Open Bug 1280654 Opened 8 years ago Updated 2 years ago

[meta] Expose a set of CLDR data via custom APIs for date/time format UI

Categories

(Core :: JavaScript: Internationalization API, defect, P3)

defect

Tracking

()

People

(Reporter: zbraniecki, Unassigned)

References

(Depends on 1 open bug, Blocks 1 open bug)

Details

(Keywords: meta, Whiteboard: [gecko-l20n][milestone5])

There are many cases where we need CLDR data for our internal code.

For example, lots of code related to Date and Date/Time pickers could use bits like firstDayOfTheWeek, weekendStarts, weekendEnds, date order (YMD, MDY, DMY), is the locale LTR/RTL etc.

Currently we don't have APIs for that data, and the progress to design those APIs in ECMA402 is moving slowly, because it's hard to find the right balance between generic and too strict.

But internally, we could expose something very generic and make use of CLDR data internally without the need to include ICU from our toolkit code.

Example of the API could be sth like:

var value = mozIntl.getCLDRData('en-US', 'datetime/gregorian/months/wide/standalone'); // January

var value = mozIntl.getCLDRData('pl', 'datetime/gregorian/months/wide/standalone'); // styczen

CC'ing Scott Wu, who'll be working on the Date/Time pickers and will need this.
:waldo, in principle, are you ok with us exposing this in the same way we'll do with PluralRules and RelativeTimeFormat but without intent to standardize it and expose into non-chrome content?

(we may use the experience with this API to inform us on what APIs we will create for ECMA402)
Flags: needinfo?(jwalden+bmo)
I expect some people might grouch about the greater dependence on ICU/CLDR, but really it's only the latter, and as I've said elsewhere, that's just data about languages/locales and there's no reason that work should be repeated.  I'd prefer if these APIs were considered partial stopgaps as Intl functionality is improved over time.  But that aside, this seems reasonable to me.
Flags: needinfo?(jwalden+bmo)
Reasonable in the abstract, at least -- no comments on comment 0's strawman API, which honestly I probably lack the experience in the area of using these APIs to evaluate.
thanks! Yeah, I consider it increased dependency on CLDR. We can use ICU to load CLDR data, because we have it, but really, it doesn't matter for me how we load those bits - and if someone prefers to write custom CLDR data loader so that we don't rely on ICU, it can be done and our API from this bug will keep working.

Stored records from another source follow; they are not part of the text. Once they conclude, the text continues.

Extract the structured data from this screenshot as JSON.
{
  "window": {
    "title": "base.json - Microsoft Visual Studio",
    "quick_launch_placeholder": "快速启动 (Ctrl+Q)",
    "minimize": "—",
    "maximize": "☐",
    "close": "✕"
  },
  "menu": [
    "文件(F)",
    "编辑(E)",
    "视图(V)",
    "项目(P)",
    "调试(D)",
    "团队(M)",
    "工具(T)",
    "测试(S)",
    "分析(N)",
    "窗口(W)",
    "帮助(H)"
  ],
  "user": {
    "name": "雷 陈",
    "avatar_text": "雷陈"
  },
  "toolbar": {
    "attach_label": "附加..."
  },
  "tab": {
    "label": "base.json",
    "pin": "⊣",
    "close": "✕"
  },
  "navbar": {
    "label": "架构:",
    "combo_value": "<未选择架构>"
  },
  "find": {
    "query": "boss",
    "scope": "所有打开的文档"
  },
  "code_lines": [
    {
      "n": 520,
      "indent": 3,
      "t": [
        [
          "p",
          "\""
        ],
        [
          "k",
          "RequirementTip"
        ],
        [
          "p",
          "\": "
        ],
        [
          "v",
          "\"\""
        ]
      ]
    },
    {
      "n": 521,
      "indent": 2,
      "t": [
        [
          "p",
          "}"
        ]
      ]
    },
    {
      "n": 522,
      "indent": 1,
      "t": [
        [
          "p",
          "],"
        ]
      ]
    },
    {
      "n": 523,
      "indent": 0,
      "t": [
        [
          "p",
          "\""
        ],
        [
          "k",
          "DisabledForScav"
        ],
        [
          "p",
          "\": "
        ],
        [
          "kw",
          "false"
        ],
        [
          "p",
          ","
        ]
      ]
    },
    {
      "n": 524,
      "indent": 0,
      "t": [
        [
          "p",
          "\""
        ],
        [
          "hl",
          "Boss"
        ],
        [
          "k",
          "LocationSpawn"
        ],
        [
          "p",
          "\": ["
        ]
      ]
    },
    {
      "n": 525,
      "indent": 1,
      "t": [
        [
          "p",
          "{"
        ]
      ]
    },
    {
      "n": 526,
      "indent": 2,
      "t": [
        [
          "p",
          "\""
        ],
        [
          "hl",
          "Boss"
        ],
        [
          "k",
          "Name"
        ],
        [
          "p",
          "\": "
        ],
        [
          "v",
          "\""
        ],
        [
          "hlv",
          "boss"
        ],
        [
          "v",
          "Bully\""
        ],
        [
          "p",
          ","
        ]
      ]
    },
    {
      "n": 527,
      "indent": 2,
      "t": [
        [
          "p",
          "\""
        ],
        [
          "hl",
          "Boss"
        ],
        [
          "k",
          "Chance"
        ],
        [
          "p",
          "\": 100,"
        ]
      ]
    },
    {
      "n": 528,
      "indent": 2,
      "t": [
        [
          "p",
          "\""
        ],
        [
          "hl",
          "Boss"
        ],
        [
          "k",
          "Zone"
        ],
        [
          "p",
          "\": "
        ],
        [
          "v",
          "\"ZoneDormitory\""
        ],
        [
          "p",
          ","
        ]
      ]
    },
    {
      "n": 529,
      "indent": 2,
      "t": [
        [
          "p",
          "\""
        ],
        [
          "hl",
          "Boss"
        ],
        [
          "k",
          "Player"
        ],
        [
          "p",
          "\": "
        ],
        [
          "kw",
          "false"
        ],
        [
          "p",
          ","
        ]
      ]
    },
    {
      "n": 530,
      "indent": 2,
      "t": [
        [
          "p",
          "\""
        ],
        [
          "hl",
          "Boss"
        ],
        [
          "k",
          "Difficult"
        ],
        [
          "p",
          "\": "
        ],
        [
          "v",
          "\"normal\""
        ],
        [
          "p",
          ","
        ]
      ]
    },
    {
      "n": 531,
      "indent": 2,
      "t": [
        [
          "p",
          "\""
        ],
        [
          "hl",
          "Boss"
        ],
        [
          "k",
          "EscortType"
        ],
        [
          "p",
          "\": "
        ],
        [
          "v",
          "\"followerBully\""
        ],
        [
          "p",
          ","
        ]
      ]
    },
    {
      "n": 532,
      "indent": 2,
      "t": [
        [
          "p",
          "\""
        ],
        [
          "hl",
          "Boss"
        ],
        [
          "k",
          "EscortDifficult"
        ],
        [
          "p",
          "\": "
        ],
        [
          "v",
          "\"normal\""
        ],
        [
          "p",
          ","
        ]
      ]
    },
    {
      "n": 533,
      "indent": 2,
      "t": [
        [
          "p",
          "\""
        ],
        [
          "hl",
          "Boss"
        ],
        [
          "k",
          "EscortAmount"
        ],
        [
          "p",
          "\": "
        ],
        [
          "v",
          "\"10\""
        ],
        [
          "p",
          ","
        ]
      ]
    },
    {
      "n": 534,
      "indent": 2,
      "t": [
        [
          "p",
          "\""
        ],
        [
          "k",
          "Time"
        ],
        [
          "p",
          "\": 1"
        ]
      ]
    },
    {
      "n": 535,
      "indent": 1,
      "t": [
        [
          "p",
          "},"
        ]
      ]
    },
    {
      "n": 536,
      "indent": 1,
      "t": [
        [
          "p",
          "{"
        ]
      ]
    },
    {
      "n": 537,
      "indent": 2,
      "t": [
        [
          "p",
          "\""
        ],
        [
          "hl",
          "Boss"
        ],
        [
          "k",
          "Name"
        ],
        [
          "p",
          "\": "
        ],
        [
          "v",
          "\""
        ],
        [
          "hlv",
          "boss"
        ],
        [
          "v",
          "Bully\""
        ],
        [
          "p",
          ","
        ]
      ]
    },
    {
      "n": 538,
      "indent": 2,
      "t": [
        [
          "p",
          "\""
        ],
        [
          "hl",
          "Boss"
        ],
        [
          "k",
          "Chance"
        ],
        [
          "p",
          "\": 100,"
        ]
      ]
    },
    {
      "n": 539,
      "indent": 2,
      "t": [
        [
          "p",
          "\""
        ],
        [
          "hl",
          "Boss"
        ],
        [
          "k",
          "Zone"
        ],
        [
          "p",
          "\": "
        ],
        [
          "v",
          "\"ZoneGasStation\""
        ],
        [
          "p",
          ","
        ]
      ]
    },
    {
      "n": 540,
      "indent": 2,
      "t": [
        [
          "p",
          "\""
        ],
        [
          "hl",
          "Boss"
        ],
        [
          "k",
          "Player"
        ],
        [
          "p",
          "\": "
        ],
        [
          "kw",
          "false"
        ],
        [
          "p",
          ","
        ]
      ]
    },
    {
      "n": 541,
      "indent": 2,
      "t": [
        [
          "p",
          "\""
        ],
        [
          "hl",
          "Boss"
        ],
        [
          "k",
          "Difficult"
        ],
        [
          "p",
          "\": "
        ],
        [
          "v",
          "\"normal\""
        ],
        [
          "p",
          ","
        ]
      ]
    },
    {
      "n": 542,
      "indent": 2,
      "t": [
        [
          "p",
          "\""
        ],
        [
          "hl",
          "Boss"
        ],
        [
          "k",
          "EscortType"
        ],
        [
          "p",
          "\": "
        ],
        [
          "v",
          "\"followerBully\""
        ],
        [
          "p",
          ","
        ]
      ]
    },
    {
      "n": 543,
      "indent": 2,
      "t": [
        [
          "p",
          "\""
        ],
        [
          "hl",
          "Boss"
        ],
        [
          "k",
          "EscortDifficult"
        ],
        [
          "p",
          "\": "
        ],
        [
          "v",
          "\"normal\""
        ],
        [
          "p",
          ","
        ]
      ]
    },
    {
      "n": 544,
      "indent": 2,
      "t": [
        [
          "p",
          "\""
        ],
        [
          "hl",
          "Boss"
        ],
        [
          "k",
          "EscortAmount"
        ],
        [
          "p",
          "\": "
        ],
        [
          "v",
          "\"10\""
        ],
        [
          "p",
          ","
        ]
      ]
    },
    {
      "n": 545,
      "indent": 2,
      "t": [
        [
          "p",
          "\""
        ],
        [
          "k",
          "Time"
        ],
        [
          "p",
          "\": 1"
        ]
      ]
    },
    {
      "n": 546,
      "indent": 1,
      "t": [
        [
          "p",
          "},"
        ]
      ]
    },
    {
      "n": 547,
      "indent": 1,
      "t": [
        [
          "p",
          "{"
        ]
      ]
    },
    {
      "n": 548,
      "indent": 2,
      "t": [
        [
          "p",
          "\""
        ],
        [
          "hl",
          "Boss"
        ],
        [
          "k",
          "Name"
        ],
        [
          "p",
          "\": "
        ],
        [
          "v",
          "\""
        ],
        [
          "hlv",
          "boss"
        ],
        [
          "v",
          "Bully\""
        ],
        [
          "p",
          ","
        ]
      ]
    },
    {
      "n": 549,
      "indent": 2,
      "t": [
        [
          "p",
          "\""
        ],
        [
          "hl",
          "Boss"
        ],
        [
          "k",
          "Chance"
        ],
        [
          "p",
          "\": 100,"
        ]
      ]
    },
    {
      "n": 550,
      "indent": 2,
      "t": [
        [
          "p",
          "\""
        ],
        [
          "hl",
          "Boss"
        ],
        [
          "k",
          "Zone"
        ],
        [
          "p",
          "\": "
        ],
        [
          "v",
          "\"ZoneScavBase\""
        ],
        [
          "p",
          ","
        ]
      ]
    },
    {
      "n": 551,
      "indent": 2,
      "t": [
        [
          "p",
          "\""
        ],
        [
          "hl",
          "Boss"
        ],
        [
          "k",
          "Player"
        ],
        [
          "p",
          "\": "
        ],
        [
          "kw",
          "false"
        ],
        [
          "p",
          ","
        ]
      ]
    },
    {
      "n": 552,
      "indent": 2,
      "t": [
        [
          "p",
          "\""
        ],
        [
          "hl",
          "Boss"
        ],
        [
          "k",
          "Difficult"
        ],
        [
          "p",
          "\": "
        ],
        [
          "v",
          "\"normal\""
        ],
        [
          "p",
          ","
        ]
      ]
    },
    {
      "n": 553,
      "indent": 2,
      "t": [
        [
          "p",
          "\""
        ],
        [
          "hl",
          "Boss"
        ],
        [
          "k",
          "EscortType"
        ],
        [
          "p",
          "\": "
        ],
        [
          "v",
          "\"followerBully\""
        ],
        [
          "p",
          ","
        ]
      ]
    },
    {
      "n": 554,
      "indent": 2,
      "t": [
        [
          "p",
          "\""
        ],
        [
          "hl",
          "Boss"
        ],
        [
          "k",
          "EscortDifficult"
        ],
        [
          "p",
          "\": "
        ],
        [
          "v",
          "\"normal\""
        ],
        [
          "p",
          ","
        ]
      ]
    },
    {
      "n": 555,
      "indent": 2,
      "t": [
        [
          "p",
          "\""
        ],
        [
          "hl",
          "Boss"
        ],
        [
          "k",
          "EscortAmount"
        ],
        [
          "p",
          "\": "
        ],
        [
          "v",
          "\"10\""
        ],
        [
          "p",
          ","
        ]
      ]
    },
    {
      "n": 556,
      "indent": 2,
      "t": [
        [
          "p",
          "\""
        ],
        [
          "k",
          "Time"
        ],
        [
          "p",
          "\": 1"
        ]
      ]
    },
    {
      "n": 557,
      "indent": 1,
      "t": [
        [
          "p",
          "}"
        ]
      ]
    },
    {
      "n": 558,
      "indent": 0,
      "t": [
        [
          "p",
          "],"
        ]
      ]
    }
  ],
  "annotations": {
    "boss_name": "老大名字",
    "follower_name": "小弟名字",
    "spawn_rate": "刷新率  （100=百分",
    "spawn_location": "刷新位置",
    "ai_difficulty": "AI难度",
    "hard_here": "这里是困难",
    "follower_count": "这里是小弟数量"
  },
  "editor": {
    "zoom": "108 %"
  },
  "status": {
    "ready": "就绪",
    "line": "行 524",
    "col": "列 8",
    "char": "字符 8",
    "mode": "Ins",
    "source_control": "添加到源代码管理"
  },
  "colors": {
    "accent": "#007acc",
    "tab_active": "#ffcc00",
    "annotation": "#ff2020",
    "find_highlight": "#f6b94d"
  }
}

And dependency on CLDR makes a lot of sense to me and I didn't hear anyone arguing that we should build our custom equivalent of CLDR.
Hi Zibi, I put together a list of CLDR data the date time pickers would need, both in the picker UI and in the input field:

1. First day of the week
This will be used to render calendar with appropriate layout as illustrated the UX spec[1].
I couldn't find the corresponding field in the CLDR cart[2], though I did find it in the supplemental data section[3] under "firstDay". I wonder if we have access to this data?

2. Weekends
We'd like to highlight the weekends, and this info is also available in the supplemental data, under "weekendStart" and "weekendEnd".

3. Input field skeletons
I don't think there's a way to output the placeholder format strings for the input fields. As far as I know, the Intl.datetimeformat can only return formatted output but not it's skeleton. We'll need 4 formats: day/month/year[1], month/year[4], time[5], week[6]. As for datetime-local we can get it by combining the date and time.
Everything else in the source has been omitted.